星隕劍突然在兵器架上劇烈震顫,劍鞘內側的《毒經》殘頁泛出熒光,將昭寧映在鏡中的影子割裂成兩半:一半是月白嫁衣上明滅的北鬥紋,一半是裏衣下若隱若現的麒麟血印。她忽然按住心口,那裏還留著昨夜用星砂燙去雪狼刺青的灼痛,卻在觸到劍柄時化作清冽劍意——正如慧空大師所言,這痛是星芒入魂的印記。
"把替嫁的金絲假發給我。"昭寧扯下鬢邊銀梅簪,任墨發如瀑垂落,發間暗藏的星砂細鏈簌簌作響,"父帥已帶著雪地營封鎖天壇八門,可柳氏能在婚書裏藏十年蠱毒,必然在祭天司儀中安插了耳目。"她指尖掠過嫁衣領口,那裏本該繡著的"生死相隨"已被挑開,露出底下用母親心頭血混著星砂繡的"星隕九闕",每道紋路都對應著地牢裏陳庭誌心脈上的銀星。
更夫敲過亥時的梆子,將軍府後門傳來三聲鷓鴣叫。昭寧望著春桃捧來的漆盒,裏麵躺著陳庭誌的半幅詩稿——灰燼中"天壇地火"四字已被朱砂拓在黃絹上,邊角處隱約可見西域文寫成的"日輪噬星"。當她將詩稿貼在星隕劍上時,劍身突然浮現出昨夜地牢的場景:陳庭誌指尖摳進草席,在泥地上劃出的竟不是求救符號,而是與嫁衣暗紋相同的九星陣圖。

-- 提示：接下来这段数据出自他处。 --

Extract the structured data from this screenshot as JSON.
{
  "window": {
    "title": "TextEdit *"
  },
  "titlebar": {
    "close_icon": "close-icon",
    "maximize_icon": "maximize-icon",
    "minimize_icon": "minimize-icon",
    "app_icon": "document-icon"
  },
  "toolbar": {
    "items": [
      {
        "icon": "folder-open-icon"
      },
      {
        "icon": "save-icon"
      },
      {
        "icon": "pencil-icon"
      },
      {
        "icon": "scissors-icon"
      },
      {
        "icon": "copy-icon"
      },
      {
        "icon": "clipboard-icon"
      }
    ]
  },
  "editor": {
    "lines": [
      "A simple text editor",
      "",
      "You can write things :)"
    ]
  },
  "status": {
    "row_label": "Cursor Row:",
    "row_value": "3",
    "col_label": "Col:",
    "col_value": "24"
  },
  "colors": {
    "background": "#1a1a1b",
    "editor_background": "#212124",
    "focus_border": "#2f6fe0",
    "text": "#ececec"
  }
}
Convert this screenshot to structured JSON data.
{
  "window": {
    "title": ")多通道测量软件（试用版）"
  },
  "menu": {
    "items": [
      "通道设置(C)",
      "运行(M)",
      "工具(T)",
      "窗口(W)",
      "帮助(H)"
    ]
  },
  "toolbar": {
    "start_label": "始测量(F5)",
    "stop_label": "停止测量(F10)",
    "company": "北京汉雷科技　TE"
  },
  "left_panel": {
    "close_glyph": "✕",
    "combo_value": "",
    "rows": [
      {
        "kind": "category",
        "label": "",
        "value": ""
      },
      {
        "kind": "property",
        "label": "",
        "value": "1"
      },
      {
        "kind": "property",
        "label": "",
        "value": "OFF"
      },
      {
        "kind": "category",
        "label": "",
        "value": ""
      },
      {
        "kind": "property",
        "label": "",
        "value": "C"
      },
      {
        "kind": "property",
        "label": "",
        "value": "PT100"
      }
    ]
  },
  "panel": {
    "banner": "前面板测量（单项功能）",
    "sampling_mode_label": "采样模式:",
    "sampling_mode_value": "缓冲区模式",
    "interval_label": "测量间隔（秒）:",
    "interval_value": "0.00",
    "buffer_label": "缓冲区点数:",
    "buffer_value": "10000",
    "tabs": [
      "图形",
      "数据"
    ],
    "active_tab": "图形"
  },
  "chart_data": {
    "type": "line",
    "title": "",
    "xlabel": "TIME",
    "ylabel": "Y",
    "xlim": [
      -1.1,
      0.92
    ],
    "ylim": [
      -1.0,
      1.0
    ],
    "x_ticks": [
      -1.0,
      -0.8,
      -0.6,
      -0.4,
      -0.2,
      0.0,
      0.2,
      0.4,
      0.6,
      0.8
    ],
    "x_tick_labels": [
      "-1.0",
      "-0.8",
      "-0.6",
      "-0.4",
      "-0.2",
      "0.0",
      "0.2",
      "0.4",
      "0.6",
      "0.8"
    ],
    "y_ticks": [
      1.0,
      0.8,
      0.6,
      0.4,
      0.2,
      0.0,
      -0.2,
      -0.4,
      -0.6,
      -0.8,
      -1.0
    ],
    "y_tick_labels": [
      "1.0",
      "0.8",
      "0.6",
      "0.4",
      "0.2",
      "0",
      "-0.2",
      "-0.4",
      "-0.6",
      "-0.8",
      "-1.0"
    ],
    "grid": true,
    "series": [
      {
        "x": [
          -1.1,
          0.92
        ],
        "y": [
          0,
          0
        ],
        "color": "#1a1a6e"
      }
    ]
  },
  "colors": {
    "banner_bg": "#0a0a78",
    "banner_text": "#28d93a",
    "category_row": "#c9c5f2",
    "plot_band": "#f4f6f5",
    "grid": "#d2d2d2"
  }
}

"原來他吞的"牽機引"是假的。"昭寧忽然輕笑,指尖撫過劍身上陳庭誌心口北鬥印的倒影,那裏不知何時多了道蛇形裂紋,"柳氏把他當成複活毒牙部的棋子,卻不知他早在詩稿裏藏了破陣的星砂密語。"她抬頭望向天壇方向,那裏本該亮起的三十六盞天燈,此刻正以北鬥倒懸的方位明滅,正是毒牙部"血祭九星陣"啟動的前兆。
雪粒子突然砸在窗紙上,蕭戰庭的麒麟紋披風帶著漠北寒氣卷進繡房。他腰間虎符與昭寧的玉璽同時發燙,在地麵投出交疊的星芒,恰好罩住嫁衣上崩裂的雪狼暗紋。"西市傳來消息,柳氏的"毒牙商隊"已混進送祭隊伍。"他望著女兒眼中倒映的劍鳴,忽然想起十二年前玄武門之變,同樣的星芒曾映紅她繈褓上的北鬥紋,"你確定要用自己做引信?"
昭寧將星隕劍橫在膝頭,劍柄上的北鬥流蘇掃過掌心的老繭——那是十二歲隨父練劍時磨出的印記。"當年母親用星砂替我擋下柳氏的蠱毒,如今該由我用這星芒引她入彀。"她指尖劃過劍鞘內側的慕容氏密文,那裏赫然記著破陣的關鍵:"以星隕劍斬碎陣眼時,必須讓北鬥印與日輪紋同輝。"話音未落,劍鳴突然轉向正南,正是天壇地宮的方位。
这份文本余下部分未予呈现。